Есть предметы, говоря о которых мне приятно вдаваться в мельчайшие подробности. Личность этого незнакомца – буду аттестовать его так, ибо тогда он еще являлся незнакомцем для всего мира, – личность этого незнакомца один из таких предметов. Он был скорее ниже, чем выше среднего роста; хотя бывали мгновения, когда под воздействием сильной страсти его тело буквально вырастало и опровергало это утверждение. Легкая, почти хрупкая грация его фигуры заставляла ожидать от него скорее той деятельной решимости, высказанной им у Моста Вздохов, нежели геркулесовой мощи, которую, как было известно, он обнаруживал в случае большей опасности. Уста и подбородок божества, неповторимые, дикие, блестящие глаза, порою прозрачные, светло-карие, а порою сверкающие густою чернотой – изобилие черных кудрей, сквозь которые, светясь, проглядывало чело необычайной ширины, цветом сходное со слоновой костью, – таковы были его черты, и я не видел других, столь же классически правильных, кроме, быть может, у мраморного императора Коммода. И все же его облик был таков, что подобных ему впоследствии никто не видывал. Он не обладал единым, постоянно ему присущим выражением, которое могло бы запечатлеться в памяти; облик его, единожды увиденный, мгновенно забывался, но забывался, оставляя неясное и непрестанное желание вновь вспомнить его. Не то чтобы никакая буйная страсть не отбрасывала четкое отражение на зеркало этого лица – но это зеркало, как зеркалам и свойственно, не оставляло на себе следа страсти, как только та проходила.

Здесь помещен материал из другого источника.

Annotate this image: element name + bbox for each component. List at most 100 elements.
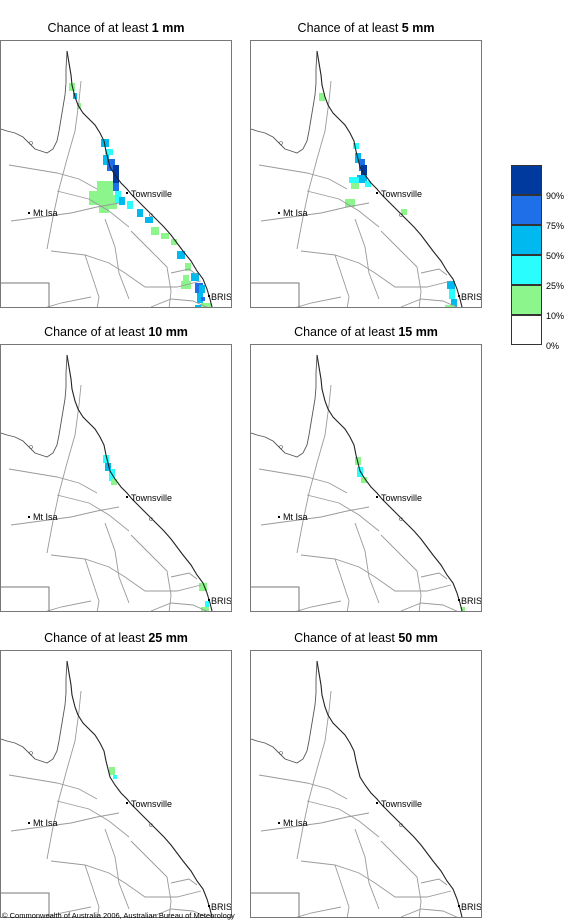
district-boundary	[46, 906, 92, 917]
district-boundary	[170, 878, 198, 886]
panel-title: Chance of at least 5 mm	[250, 21, 482, 35]
inset-frame	[251, 282, 300, 307]
panel-title-prefix: Chance of at least	[294, 325, 399, 339]
town-dot-townsville	[126, 192, 128, 194]
town-label-townsville: Townsville	[131, 493, 172, 503]
rain-probability-cell	[401, 209, 407, 215]
rain-probability-cell	[113, 775, 117, 779]
rain-probability-cell	[195, 305, 201, 307]
town-label-townsville: Townsville	[381, 799, 422, 809]
district-boundary	[334, 864, 350, 917]
town-label-townsville: Townsville	[381, 493, 422, 503]
town-dot-brisbane	[458, 905, 460, 907]
gulf-coastline	[1, 354, 68, 458]
district-boundary	[170, 268, 198, 276]
panel-title-prefix: Chance of at least	[44, 325, 149, 339]
district-boundary	[46, 690, 82, 860]
rain-probability-cell	[461, 607, 465, 611]
queensland-map: Townsville Mt Isa BRIS	[1, 660, 231, 917]
district-boundary	[296, 690, 332, 860]
east-coastline	[316, 50, 463, 307]
district-boundary	[8, 774, 98, 800]
panel-title-amount: 50 mm	[398, 631, 438, 645]
map-frame: Townsville Mt Isa BRIS	[250, 40, 482, 308]
district-boundary	[296, 80, 332, 250]
town-dot-townsville	[376, 192, 378, 194]
town-dot-brisbane	[208, 599, 210, 601]
east-coastline	[66, 50, 213, 307]
district-boundary	[334, 558, 350, 611]
rain-probability-cell	[353, 143, 359, 149]
legend-label-0: 0%	[546, 341, 560, 351]
island-mark	[29, 141, 33, 145]
town-label-townsville: Townsville	[381, 189, 422, 199]
map-frame: Townsville Mt Isa BRIS	[0, 40, 232, 308]
legend: 90% 75% 50% 25% 10% 0%	[511, 165, 570, 355]
rain-probability-cell	[185, 263, 191, 271]
district-boundary	[130, 534, 172, 611]
district-boundary	[300, 250, 452, 288]
district-boundary	[258, 164, 348, 190]
inset-frame	[251, 586, 300, 611]
district-boundary	[46, 384, 82, 554]
panel-title-amount: 5 mm	[401, 21, 435, 35]
district-boundary	[296, 906, 342, 917]
district-boundary	[56, 190, 130, 228]
gulf-coastline	[1, 660, 68, 764]
district-boundary	[10, 812, 120, 832]
district-boundary	[260, 506, 370, 526]
panel-title: Chance of at least 25 mm	[0, 631, 232, 645]
district-boundary	[258, 468, 348, 494]
town-label-mt-isa: Mt Isa	[283, 512, 308, 522]
rain-probability-cell	[109, 767, 115, 775]
district-boundary	[354, 218, 380, 300]
district-boundary	[46, 296, 92, 307]
town-label-brisbane: BRIS	[461, 902, 482, 912]
district-boundary	[50, 860, 202, 898]
gulf-coastline	[251, 354, 318, 458]
east-coastline	[316, 354, 463, 611]
district-boundary	[84, 558, 100, 611]
rain-probability-cell	[127, 201, 133, 209]
district-boundary	[50, 554, 202, 592]
island-mark	[279, 445, 283, 449]
inset-frame	[251, 892, 300, 917]
town-dot-townsville	[126, 496, 128, 498]
town-label-brisbane: BRIS	[461, 596, 482, 606]
legend-label-25: 25%	[546, 281, 565, 291]
rain-probability-cell	[357, 175, 367, 183]
legend-label-90: 90%	[546, 191, 565, 201]
island-mark	[399, 823, 403, 827]
town-dot-mt-isa	[28, 822, 30, 824]
legend-swatch-25	[511, 255, 542, 285]
town-dot-mt-isa	[278, 516, 280, 518]
panel-title-amount: 25 mm	[148, 631, 188, 645]
district-boundary	[306, 190, 380, 228]
district-boundary	[354, 522, 380, 604]
town-dot-mt-isa	[278, 822, 280, 824]
district-boundary	[84, 254, 100, 307]
rain-probability-cell	[197, 293, 203, 303]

Прощаясь со мною в ночь нашего приключения, он просил меня, как мне показалось, весьма настоятельно, посетить его очень рано следующим утром. Вскоре после восхода солнца я, по его просьбе, прибыл к нему в палаццо, одно из тех гигантских сооружений, исполненных мрачной, но фантастической пышности, что высятся над водами Большого канала невдалеке от Риальто. Меня провели по широкой, извилистой лестнице, выложенной мозаикой, в покои, чья непревзойденная пышность прямо-таки вырывалась сиянием сквозь открывающуюся дверь, роскошью ослепляя меня и кружа мне голову.
Я знал, что мой знакомец богат. Молва говорила о его состоянии так, что я даже осмеливался называть ее нелепым преувеличением. Но, оглядываясь, я не мог заставить себя поверить, будто есть в Европе хоть один подданный, способный создать царственное великолепие, что горело и пылало кругом.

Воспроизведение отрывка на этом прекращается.